Ilumina oculos menos, nequando obdormiam in morte : nequando dicat inimicus meus : Praevalui adversus enum.







mardi 6 septembre 2011

« La révolution comme fête » - avant Muray

Paris, le 18 février 1969

Mon cher Guerne,

Si le regret de Paris vous visite de temps en temps, il est facile de l'écarter : vous n'avez qu'à vous représenter ce qui se passe dans ce qui fut votre quartier. On y voit à n'importe quelle heure du jour et de la nuit surtout, des groupes de cinq, de six, de sept - jeunes gens tous, aux longs cheveux bien entendu, et qui ont l'air haineux ou las ou avachi. On ne sait pas d'où ils viennent ni où ils vont. Il arrive que dans l'un de ces groupes une querelle éclate, qui souvent dégénère en bagarre. Et alors on assiste au plus lamentable des spectacles : on se précipite sur un « camarade », on l'appelle « vendu », « salaud », « traître », on le fout par terre, on lui donne force coups de pied, et puis on déguerpit. J'ai été témoin de plusieurs de ces exploits héroïques. On m'assure qu'ils sont très fréquents, et que nul passant n'intervient jamais, tant on redoute ces messieurs. La lâcheté est universelle et compréhensible. Il paraît qu'en Amérique c'est bien pire. J'ai lu, l'été dernier, les déclarations d'un riche Yankee, qui disait qu'il passait toutes ses vacances à Léningrad parce qu'il pouvait s'y promener la nuit sans risquer sa vie.

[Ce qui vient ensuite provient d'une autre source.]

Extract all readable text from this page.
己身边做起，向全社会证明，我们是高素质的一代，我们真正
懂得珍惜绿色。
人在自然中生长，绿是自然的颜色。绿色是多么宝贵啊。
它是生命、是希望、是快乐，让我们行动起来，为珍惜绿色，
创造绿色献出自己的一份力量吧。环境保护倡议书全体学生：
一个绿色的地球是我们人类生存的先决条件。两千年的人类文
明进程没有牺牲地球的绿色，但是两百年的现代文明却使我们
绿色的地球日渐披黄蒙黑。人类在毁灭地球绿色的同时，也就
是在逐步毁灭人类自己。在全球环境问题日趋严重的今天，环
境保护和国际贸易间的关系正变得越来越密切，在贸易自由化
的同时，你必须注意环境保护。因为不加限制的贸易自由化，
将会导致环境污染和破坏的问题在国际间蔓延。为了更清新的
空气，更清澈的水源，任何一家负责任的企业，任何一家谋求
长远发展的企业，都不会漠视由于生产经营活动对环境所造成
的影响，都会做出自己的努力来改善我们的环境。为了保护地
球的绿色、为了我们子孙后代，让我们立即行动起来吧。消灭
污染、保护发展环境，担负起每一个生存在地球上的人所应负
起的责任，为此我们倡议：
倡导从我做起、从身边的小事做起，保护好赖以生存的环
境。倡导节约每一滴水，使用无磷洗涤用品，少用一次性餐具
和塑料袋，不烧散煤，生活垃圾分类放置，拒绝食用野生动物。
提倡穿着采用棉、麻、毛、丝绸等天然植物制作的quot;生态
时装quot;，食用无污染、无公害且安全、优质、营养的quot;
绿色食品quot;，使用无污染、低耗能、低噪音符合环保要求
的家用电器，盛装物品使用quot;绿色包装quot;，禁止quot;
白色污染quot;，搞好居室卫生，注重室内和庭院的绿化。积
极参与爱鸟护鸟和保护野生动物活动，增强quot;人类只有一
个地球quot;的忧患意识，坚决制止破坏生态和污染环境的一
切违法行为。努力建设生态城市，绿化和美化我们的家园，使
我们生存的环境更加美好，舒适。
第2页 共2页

Il est à peu près certain que l'atmosphère des pays opulents, civilisés, « libres », finira par devenir irrespirable. On ne circulera plus à Paris, dans dix ans, qu'avec une escorte. Quand les ouvriers, à la faveur de l'automation, ne travailleront plus que quelques heures par semaine, ils réagiront comme les étudiants et ils voudront eux aussi foutre tout en l'air par ennui, par exaspération, par ce vide terrifiant, fruit de l'oisiveté. La vie n'est supportable que pour les esclaves, pour ceux qui, comme vous, ont traduit 70 volumes ! Pour un jeune qui n'a rien fait et qui ne sait rien faire, elle est un cauchemar. La révolution comme fête,- telle fut la grande trouvaille de l'an dernier - la révolution comme orgie permanente ! J'incline à penser que tous ces jeunes sont des épuisés sexuels : blasés sur le plaisir, dont pourtant ils font le principe de leur action, ils en veulent à une société qui leur aura dispensé trop de loisirs. C'est la haine contre le bienfaiteur, le ressentiment de la femme entretenue contre son jules. Tout cela est vraiment trop bête !

Amitiés,

E.M. Cioran

1 commentaire:

Marcoroz a dit…

La haine contre le bienfaiteur, absolument. Et ce n'est pas fini.